To narrow further their selection, these 35 medicines were tested for their potential to protect mitochondria (organelles seen as powerhouses as they provide energy to cells) from damage, and their capacity to reduce the immune attack mediated by T-cells against nerve cells seen in MS.

The screening first identified several antipsychotics and antidepressants as capable of strongly reducing T-cell proliferation and damage to mitochondria.

From this screen, the antidepressant clomipramine, sold under the brand name Anafranil among others, showed “outstanding effects in several in vitro settings such as against iron-mediated neurotoxicity, hydroxyl scavenging capacity, and inhibition of T-cell and B-cell proliferation,” the researchers wrote.

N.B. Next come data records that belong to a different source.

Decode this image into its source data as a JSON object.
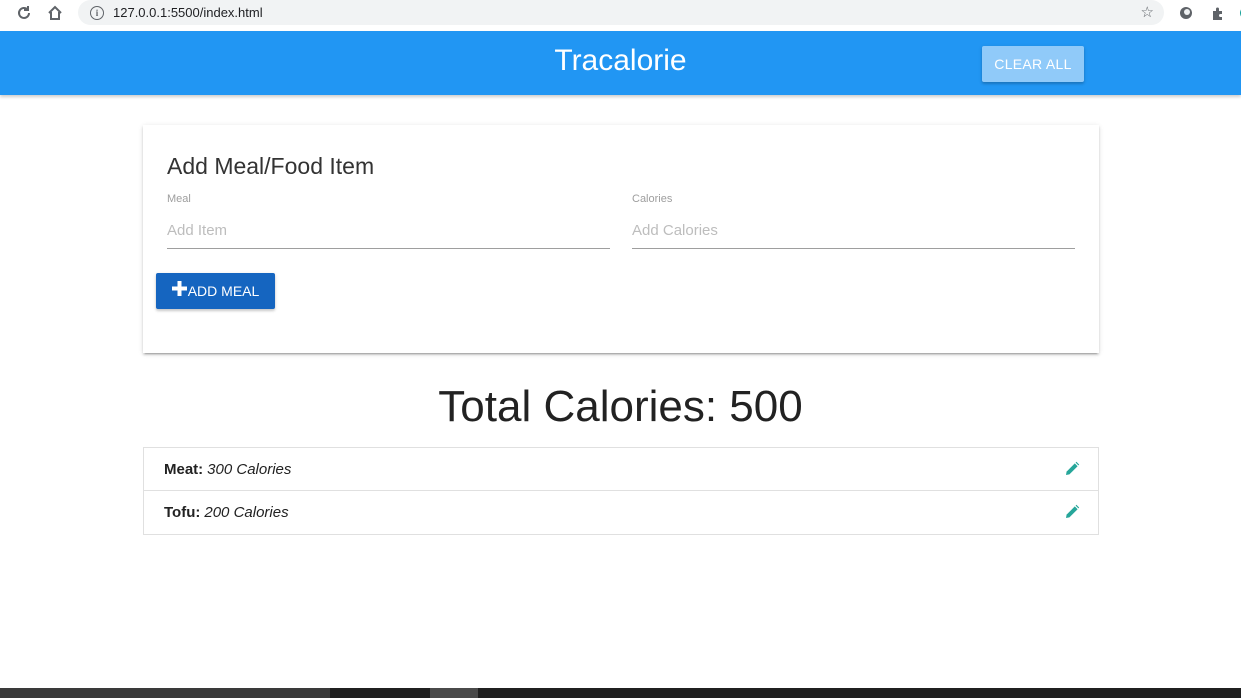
{
  "browser": {
    "url": "127.0.0.1:5500/index.html"
  },
  "header": {
    "brand": "Tracalorie",
    "clear_all_label": "CLEAR ALL"
  },
  "form": {
    "title": "Add Meal/Food Item",
    "meal_label": "Meal",
    "meal_placeholder": "Add Item",
    "meal_value": "",
    "calories_label": "Calories",
    "calories_placeholder": "Add Calories",
    "calories_value": "",
    "add_button_label": "ADD MEAL"
  },
  "total": {
    "text": "Total Calories: 500"
  },
  "items": [
    {
      "name": "Meat:",
      "calories": "300 Calories"
    },
    {
      "name": "Tofu:",
      "calories": "200 Calories"
    }
  ],
  "colors": {
    "header": "#2196f3",
    "add_button": "#1565c0",
    "clear_button": "#90caf9",
    "edit_icon": "#26a69a"
  },
  "icons": [
    "reload-icon",
    "home-icon",
    "info-icon",
    "star-icon",
    "extension-icon",
    "plus-icon",
    "pencil-icon"
  ]
}
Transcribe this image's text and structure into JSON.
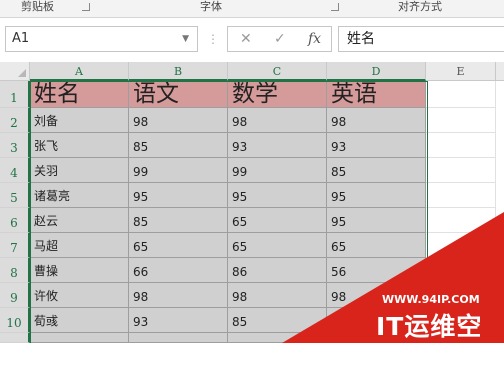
{
  "ribbon": {
    "groups": [
      "剪贴板",
      "字体",
      "对齐方式"
    ]
  },
  "formula_bar": {
    "name_box": "A1",
    "cancel_glyph": "✕",
    "enter_glyph": "✓",
    "fx_glyph": "fx",
    "content": "姓名"
  },
  "columns": [
    "A",
    "B",
    "C",
    "D",
    "E"
  ],
  "rows": [
    "1",
    "2",
    "3",
    "4",
    "5",
    "6",
    "7",
    "8",
    "9",
    "10"
  ],
  "table": {
    "header": [
      "姓名",
      "语文",
      "数学",
      "英语"
    ],
    "data": [
      [
        "刘备",
        "98",
        "98",
        "98"
      ],
      [
        "张飞",
        "85",
        "93",
        "93"
      ],
      [
        "关羽",
        "99",
        "99",
        "85"
      ],
      [
        "诸葛亮",
        "95",
        "95",
        "95"
      ],
      [
        "赵云",
        "85",
        "65",
        "95"
      ],
      [
        "马超",
        "65",
        "65",
        "65"
      ],
      [
        "曹操",
        "66",
        "86",
        "56"
      ],
      [
        "许攸",
        "98",
        "98",
        "98"
      ],
      [
        "荀彧",
        "93",
        "85",
        ""
      ]
    ]
  },
  "watermark": {
    "url": "WWW.94IP.COM",
    "name": "IT运维空间"
  },
  "colors": {
    "header_fill": "#d59a9a",
    "body_fill": "#d0d0d0",
    "selection": "#217346",
    "watermark": "#d9241c"
  }
}
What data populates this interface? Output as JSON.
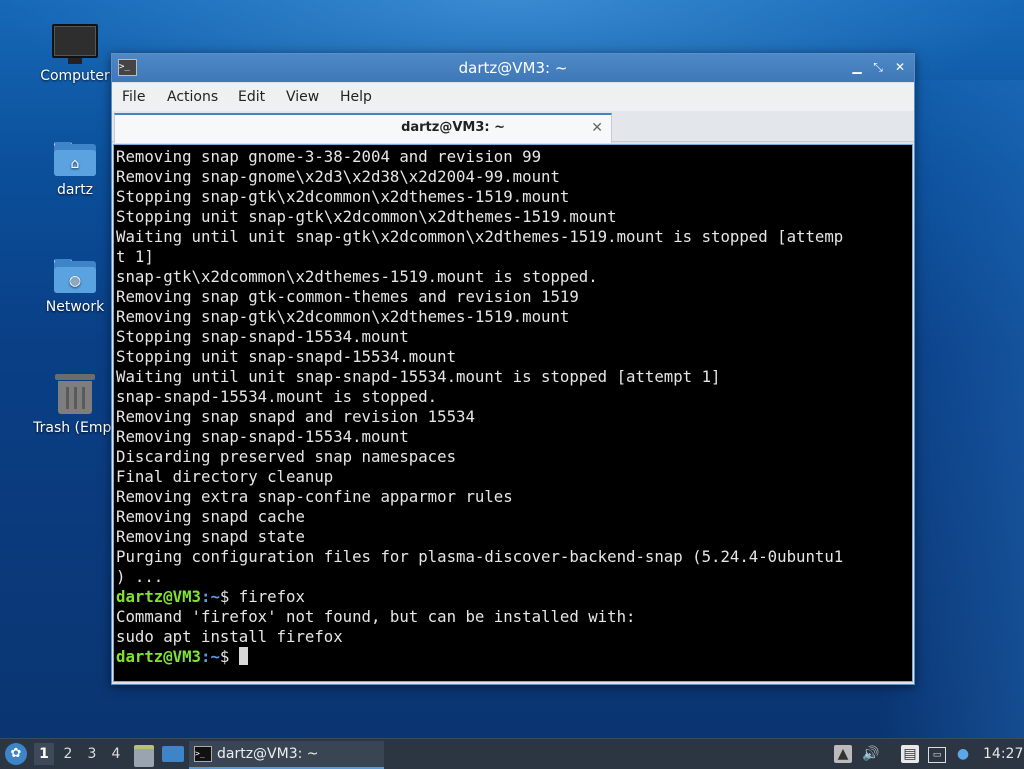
{
  "desktop": {
    "icons": [
      {
        "label": "Computer",
        "icon": "monitor-icon"
      },
      {
        "label": "dartz",
        "icon": "home-folder-icon"
      },
      {
        "label": "Network",
        "icon": "network-folder-icon"
      },
      {
        "label": "Trash (Empt",
        "icon": "trash-icon"
      }
    ]
  },
  "window": {
    "title": "dartz@VM3: ~",
    "menu": [
      "File",
      "Actions",
      "Edit",
      "View",
      "Help"
    ],
    "tab_label": "dartz@VM3: ~",
    "terminal": {
      "output_lines": [
        "Removing snap gnome-3-38-2004 and revision 99",
        "Removing snap-gnome\\x2d3\\x2d38\\x2d2004-99.mount",
        "Stopping snap-gtk\\x2dcommon\\x2dthemes-1519.mount",
        "Stopping unit snap-gtk\\x2dcommon\\x2dthemes-1519.mount",
        "Waiting until unit snap-gtk\\x2dcommon\\x2dthemes-1519.mount is stopped [attemp",
        "t 1]",
        "snap-gtk\\x2dcommon\\x2dthemes-1519.mount is stopped.",
        "Removing snap gtk-common-themes and revision 1519",
        "Removing snap-gtk\\x2dcommon\\x2dthemes-1519.mount",
        "Stopping snap-snapd-15534.mount",
        "Stopping unit snap-snapd-15534.mount",
        "Waiting until unit snap-snapd-15534.mount is stopped [attempt 1]",
        "snap-snapd-15534.mount is stopped.",
        "Removing snap snapd and revision 15534",
        "Removing snap-snapd-15534.mount",
        "Discarding preserved snap namespaces",
        "Final directory cleanup",
        "Removing extra snap-confine apparmor rules",
        "Removing snapd cache",
        "Removing snapd state",
        "Purging configuration files for plasma-discover-backend-snap (5.24.4-0ubuntu1",
        ") ..."
      ],
      "prompt_user": "dartz@VM3",
      "prompt_path": ":~",
      "prompt_symbol": "$",
      "command": " firefox",
      "after_command": [
        "Command 'firefox' not found, but can be installed with:",
        "sudo apt install firefox"
      ],
      "colors": {
        "user": "#7fe32f",
        "path": "#5c98e6",
        "text": "#e6e6e6"
      }
    }
  },
  "panel": {
    "workspaces": [
      "1",
      "2",
      "3",
      "4"
    ],
    "task_label": "dartz@VM3: ~",
    "clock": "14:27",
    "tray_icons": [
      "volume-icon",
      "clipboard-icon",
      "network-icon",
      "update-icon"
    ]
  }
}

This antidepressant is very well-tolerated and described as being able to effectively cross the blood–brain barrier.

The team next tested the therapeutic effects of clomipramine in a mouse model of human MS, so-called experimental autoimmune encephalomyelitis (EAE) mice. They used different models, one of acute and two others of chronic MS.

In the acute EAE model, early treatment with clomipramine completely suppressed clinical signs of the disease, with the therapy reducing inflammation and microglial activation (the activation of specific immune cells in the central nervous system), and preserving nerve cells.

In the two mouse models of chronic EAE, the MOG-EAE and the immunized Biozzi ABH mouse (known to resemble more closely human secondary progressive MS), researchers found that clomipramine therapy given at symptom onset also led to a significant reduction of clinical severity, namely in the degree of paralysis.

No EAE model fully captures all aspects of progressive MS, however, so the therapy needs further testing in humans.

“Based on promising preclinical data, our long-term objective is to study clomipramine as well as other therapeutics selected in the screening process on patients in clinical studies,” Faissner said.

Since clomipramine is approved “there is ample clinical experience regarding [its] potential side effects,” meaning that researchers can start clinical trials to assess its efficacy in MS more quickly, skipping the Phase 1 trials in healthy volunteers essential to determining a potential therapy’s tolerance.